Sarah: Getting to help hire the new interns! After going through the process, myself, it was awesome to be on the other side of it. My other highlight must be working on the enchanted spyglass for the Sea of Thieves anniversary update, it’s the thing I can point at and say, “I helped make that!”
Lorna: Seeing my name added to the credits for Sea of Thieves! It’s been 2 and half years now and I still don’t consider myself a “real” engineer; it’s very surreal.
What tips would you give to prospective and current interns, to really make the most of an internship?
Lorna: Please don’t work outside of hours and please do ask us questions, no matter how stupid you think they are. I know it’s scary to approach your colleagues, they’re so smart and I felt like I was wasting their time but you never are; please talk to us.
Sarah: Be curious about everything and ask lots of questions. You’re working at a games studio surrounded by industry professionals, make use of that!
Tell us a little bit about the work you’re now doing at Rare, as a full-time employee?
Sarah: I work on our engine team, we handle a lot of central tech work across our 2 projects, Sea of Thieves and Everwild. We’re constantly updating Sea of Thieves and consoles have a limited number of resources so we have a limited amount of memory and processing power we can use. So, we do a lot of optimisation work to make sure we can keep adding new content and that the game will continue to run smoothly. Right now, I’ve been focusing on some animation programming work, investigating ways for us to save memory and continue adding in new animations.
Lorna: I’m currently helping to organise and run the Intern process this year! This is something I’ve been wanting to do since I started, and I wanted to give back to the process that helped change my life. I’ve also been leading my own work instead of simply having tasks handed to me. Generating my own work and managing my overall workload is difficult but a new challenge I’ve not faced before. It can be difficult saying no to work but knowing your limits and managing your time is really important.
What do you think are some of the myths that surround the world of games programming?
Lorna: You need to be a hacker/genius/programmer since you were 5 to become a games programmer; That’s not the case at all! You can do it at any time.
Sarah: That programming in general is super hard and you must be some sort of genius to do it. It’s not true! It can be challenging but I do believe anyone can learn to code. You can get game engines like Unity and Unreal for free, there are loads of resources to learn from and Unreal even has a visual scripting language which can be a less daunting way of learning some of the basic principles. After that, it’s just practice!
How do you think we can get more women into the world of tech?
Lorna: Let them know earlier on in life that it’s a valid career choice and something you CAN do. I wish in primary school we had programming lessons. I think then I would’ve made the connection between my love for video games and making my own games.

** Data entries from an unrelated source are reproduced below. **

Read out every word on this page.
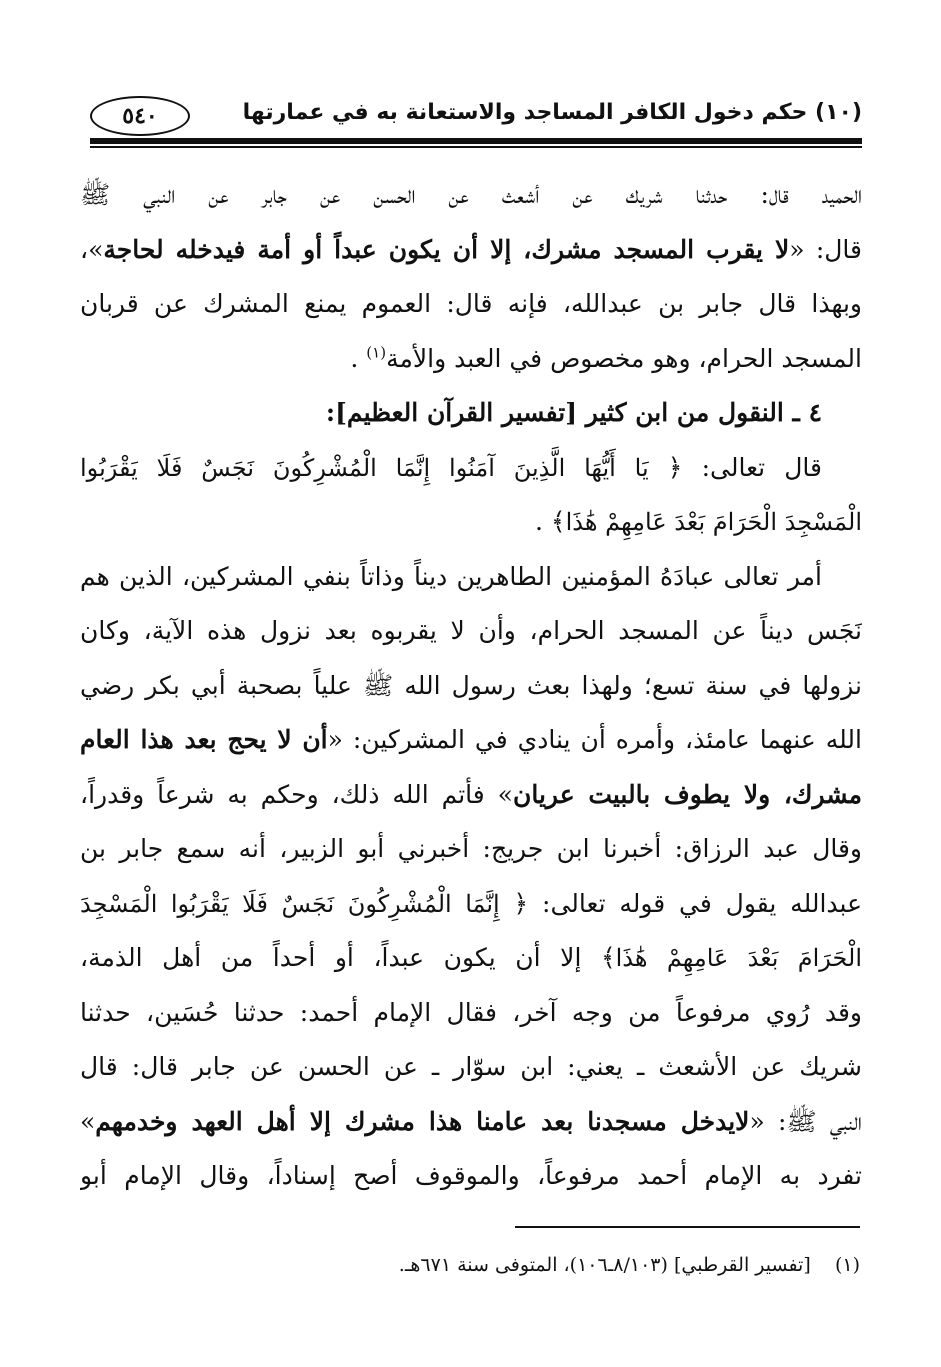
(١٠) حكم دخول الكافر المساجد والاستعانة به في عمارتها
٥٤٠
الحميد قال: حدثنا شريك عن أشعث عن الحسن عن جابر عن النبي ﷺ
قال: «لا يقرب المسجد مشرك، إلا أن يكون عبداً أو أمة فيدخله لحاجة»،
وبهذا قال جابر بن عبدالله، فإنه قال: العموم يمنع المشرك عن قربان
المسجد الحرام، وهو مخصوص في العبد والأمة$^{(١)}$ .
٤ ـ النقول من ابن كثير [تفسير القرآن العظيم]:
قال تعالى: ﴿ يَا أَيُّهَا الَّذِينَ آمَنُوا إِنَّمَا الْمُشْرِكُونَ نَجَسٌ فَلَا يَقْرَبُوا
الْمَسْجِدَ الْحَرَامَ بَعْدَ عَامِهِمْ هَٰذَا﴾ .
أمر تعالى عبادَهُ المؤمنين الطاهرين ديناً وذاتاً بنفي المشركين، الذين هم
نَجَس ديناً عن المسجد الحرام، وأن لا يقربوه بعد نزول هذه الآية، وكان
نزولها في سنة تسع؛ ولهذا بعث رسول الله ﷺ علياً بصحبة أبي بكر رضي
الله عنهما عامئذ، وأمره أن ينادي في المشركين: «أن لا يحج بعد هذا العام
مشرك، ولا يطوف بالبيت عريان» فأتم الله ذلك، وحكم به شرعاً وقدراً،
وقال عبد الرزاق: أخبرنا ابن جريج: أخبرني أبو الزبير، أنه سمع جابر بن
عبدالله يقول في قوله تعالى: ﴿ إِنَّمَا الْمُشْرِكُونَ نَجَسٌ فَلَا يَقْرَبُوا الْمَسْجِدَ
الْحَرَامَ بَعْدَ عَامِهِمْ هَٰذَا﴾ إلا أن يكون عبداً، أو أحداً من أهل الذمة،
وقد رُوي مرفوعاً من وجه آخر، فقال الإمام أحمد: حدثنا حُسَين، حدثنا
شريك عن الأشعث ـ يعني: ابن سوّار ـ عن الحسن عن جابر قال: قال
النبي ﷺ: «لايدخل مسجدنا بعد عامنا هذا مشرك إلا أهل العهد وخدمهم»
تفرد به الإمام أحمد مرفوعاً، والموقوف أصح إسناداً، وقال الإمام أبو
(١)    [تفسير القرطبي] (٨/١٠٣ـ١٠٦)، المتوفى سنة ٦٧١هـ.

Sarah: I think role models are important. Showing women, especially young women that there are awesome women who already work in tech and there are lots of different jobs they could do. I think organisations like SheCanCode are great for this! Also, I think we need to provide more young women with the opportunity to just have a go at things like coding. Whether that’s through classes, weekend events, or summer schools.
Getting them involved will help them see that they can do it, it can be fun, and they can make awesome things!